DLA Piper has scored a victory for BBC television programme Mythbusters, which was dragged to court by an author of children’s books who claimed the show used his reputation as a platform for the show.
The author Andrew Knight claimed that his series of children’s books published in the 1990s, each of which used ‘Mythbusters’ in the title, had acquired a significant reputation with the name Mythbusters, such that people seeing the television programme would believe it was made by, or associated with, him.
Knight also claimed the defendant had exploited the goodwill he had established through his books and various attempts to get a children’s television programme made under that name.
Mr Justice David Richards handing down judgment in the High Court on 24 May said: “Mr Knight’s claim fails because he cannot establish any goodwill as at November 2003 and, in addition, because he cannot establish any actual loss or any real likelihood of loss.”
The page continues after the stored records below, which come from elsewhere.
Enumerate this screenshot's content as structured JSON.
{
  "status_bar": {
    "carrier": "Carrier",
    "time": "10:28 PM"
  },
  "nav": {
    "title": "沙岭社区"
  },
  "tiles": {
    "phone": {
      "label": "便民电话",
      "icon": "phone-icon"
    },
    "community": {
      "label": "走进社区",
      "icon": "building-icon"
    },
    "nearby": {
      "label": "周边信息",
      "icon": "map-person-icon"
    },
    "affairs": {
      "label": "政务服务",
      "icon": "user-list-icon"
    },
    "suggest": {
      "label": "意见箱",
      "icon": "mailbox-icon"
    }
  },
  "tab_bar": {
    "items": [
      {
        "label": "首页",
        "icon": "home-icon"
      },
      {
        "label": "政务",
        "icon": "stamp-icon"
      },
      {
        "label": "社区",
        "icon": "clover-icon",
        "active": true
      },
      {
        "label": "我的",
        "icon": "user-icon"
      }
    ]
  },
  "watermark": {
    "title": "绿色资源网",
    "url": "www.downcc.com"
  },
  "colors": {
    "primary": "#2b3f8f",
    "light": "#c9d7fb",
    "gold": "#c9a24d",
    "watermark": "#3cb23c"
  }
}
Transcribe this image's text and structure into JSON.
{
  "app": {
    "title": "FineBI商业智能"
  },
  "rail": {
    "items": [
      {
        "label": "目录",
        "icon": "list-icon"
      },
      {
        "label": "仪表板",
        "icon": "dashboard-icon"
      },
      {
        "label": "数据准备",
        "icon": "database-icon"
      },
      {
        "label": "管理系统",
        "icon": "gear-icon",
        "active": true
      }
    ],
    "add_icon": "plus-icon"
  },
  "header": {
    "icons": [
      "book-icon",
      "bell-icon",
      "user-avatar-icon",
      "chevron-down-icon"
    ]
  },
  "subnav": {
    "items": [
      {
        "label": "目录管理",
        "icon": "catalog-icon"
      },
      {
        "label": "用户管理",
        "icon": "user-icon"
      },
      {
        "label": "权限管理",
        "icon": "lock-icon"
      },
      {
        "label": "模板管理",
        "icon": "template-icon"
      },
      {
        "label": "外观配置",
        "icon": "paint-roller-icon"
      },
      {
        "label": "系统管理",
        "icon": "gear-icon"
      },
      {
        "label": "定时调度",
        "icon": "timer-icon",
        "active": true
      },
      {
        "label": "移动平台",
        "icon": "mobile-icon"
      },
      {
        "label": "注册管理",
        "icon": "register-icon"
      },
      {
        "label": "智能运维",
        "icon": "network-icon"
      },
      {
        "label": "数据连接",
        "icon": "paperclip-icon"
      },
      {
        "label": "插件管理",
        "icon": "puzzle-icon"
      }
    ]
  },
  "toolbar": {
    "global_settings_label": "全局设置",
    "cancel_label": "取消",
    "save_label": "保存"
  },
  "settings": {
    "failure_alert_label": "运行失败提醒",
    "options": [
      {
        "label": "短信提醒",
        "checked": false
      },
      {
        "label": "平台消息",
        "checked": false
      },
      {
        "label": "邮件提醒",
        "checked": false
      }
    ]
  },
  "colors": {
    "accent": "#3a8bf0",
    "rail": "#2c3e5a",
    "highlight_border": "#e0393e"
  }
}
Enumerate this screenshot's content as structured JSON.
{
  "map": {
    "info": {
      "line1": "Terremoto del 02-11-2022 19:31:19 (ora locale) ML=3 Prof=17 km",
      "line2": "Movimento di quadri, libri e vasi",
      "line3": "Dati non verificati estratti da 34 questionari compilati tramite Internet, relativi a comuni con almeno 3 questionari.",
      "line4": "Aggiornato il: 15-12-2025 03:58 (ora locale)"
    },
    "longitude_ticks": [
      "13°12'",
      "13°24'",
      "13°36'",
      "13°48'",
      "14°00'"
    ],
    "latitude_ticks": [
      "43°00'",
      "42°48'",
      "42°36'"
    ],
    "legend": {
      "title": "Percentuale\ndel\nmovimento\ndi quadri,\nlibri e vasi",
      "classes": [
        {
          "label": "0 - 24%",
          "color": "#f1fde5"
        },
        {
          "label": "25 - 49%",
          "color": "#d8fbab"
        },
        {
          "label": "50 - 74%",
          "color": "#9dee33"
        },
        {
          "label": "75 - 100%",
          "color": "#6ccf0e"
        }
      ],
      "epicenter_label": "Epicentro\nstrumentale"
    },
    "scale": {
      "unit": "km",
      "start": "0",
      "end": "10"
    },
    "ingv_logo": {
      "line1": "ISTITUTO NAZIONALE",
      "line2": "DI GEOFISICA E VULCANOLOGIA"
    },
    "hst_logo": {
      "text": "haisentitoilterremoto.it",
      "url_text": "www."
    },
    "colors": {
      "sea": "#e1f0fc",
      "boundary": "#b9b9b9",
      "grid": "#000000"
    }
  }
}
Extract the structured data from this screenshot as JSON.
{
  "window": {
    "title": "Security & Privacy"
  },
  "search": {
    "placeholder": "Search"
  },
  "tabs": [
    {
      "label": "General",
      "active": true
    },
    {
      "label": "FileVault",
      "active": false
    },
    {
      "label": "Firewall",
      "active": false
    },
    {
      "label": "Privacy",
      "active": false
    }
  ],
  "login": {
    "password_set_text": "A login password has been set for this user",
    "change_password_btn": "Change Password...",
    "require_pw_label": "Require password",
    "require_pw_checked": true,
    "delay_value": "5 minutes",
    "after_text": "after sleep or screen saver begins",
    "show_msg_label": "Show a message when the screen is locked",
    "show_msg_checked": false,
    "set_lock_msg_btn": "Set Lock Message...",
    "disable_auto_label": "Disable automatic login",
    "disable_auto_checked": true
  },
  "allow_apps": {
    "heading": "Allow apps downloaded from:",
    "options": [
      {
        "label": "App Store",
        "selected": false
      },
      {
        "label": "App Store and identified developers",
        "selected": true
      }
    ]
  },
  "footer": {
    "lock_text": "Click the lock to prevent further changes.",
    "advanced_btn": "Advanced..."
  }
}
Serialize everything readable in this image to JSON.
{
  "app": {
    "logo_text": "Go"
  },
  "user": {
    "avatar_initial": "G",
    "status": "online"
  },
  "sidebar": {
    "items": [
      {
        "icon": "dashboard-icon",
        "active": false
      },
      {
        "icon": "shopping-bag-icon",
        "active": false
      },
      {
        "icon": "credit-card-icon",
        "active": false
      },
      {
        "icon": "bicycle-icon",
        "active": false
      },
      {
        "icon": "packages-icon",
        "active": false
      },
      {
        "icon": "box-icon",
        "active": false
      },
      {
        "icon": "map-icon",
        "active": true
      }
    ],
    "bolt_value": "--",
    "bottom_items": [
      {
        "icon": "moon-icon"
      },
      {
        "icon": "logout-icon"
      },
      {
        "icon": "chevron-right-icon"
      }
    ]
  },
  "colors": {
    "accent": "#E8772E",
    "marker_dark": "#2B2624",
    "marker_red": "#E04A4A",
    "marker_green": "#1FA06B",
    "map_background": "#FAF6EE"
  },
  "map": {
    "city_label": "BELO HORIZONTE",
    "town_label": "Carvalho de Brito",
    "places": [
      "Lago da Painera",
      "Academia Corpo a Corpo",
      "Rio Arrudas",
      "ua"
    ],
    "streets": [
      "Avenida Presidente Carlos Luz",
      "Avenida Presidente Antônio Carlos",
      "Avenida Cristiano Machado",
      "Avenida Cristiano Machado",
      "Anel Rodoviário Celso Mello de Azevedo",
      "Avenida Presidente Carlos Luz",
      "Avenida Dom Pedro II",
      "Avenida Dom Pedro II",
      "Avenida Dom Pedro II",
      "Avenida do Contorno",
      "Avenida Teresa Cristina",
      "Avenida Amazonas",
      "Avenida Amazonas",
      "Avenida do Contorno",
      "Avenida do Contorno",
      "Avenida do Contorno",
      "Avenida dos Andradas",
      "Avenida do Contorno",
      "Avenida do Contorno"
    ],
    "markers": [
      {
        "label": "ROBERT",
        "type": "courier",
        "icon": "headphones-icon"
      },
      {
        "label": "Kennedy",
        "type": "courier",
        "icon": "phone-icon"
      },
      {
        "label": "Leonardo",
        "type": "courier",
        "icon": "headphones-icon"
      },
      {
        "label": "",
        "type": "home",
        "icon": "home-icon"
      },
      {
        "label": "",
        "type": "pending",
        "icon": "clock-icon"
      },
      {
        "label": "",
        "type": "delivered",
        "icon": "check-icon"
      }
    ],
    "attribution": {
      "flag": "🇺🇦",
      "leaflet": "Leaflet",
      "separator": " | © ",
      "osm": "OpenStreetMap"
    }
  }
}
The Judge found that the very limited reputation and goodwill that Knight had managed to show in 1996 had been exhausted by 2003 when his cause of action arose.
The television programme, which was produced by the defendant Australian Beyond Group, was concerned with the validity of various urban legends in popular culture, such as mobile phones sparking fires in petrol stations.
Siân Croxon, a partner in DLA Piper’s technology, media and commercial group, said: “Our involvement in the case was as a direct result of Shannon Platt, the partner in our group firm DLA Phillips Fox, running the successful parallel proceedings in Australia recommending us to the client in the UK.”
Croxon, DLA Piper’s lead partner on the case, instructed Charlotte May and James Whyte of 8 New Square, while Knight was represented by lead counsel Mark Platts-Mills QC of the same set. Platts-Mills was instructed by Field Fisher Waterhouse.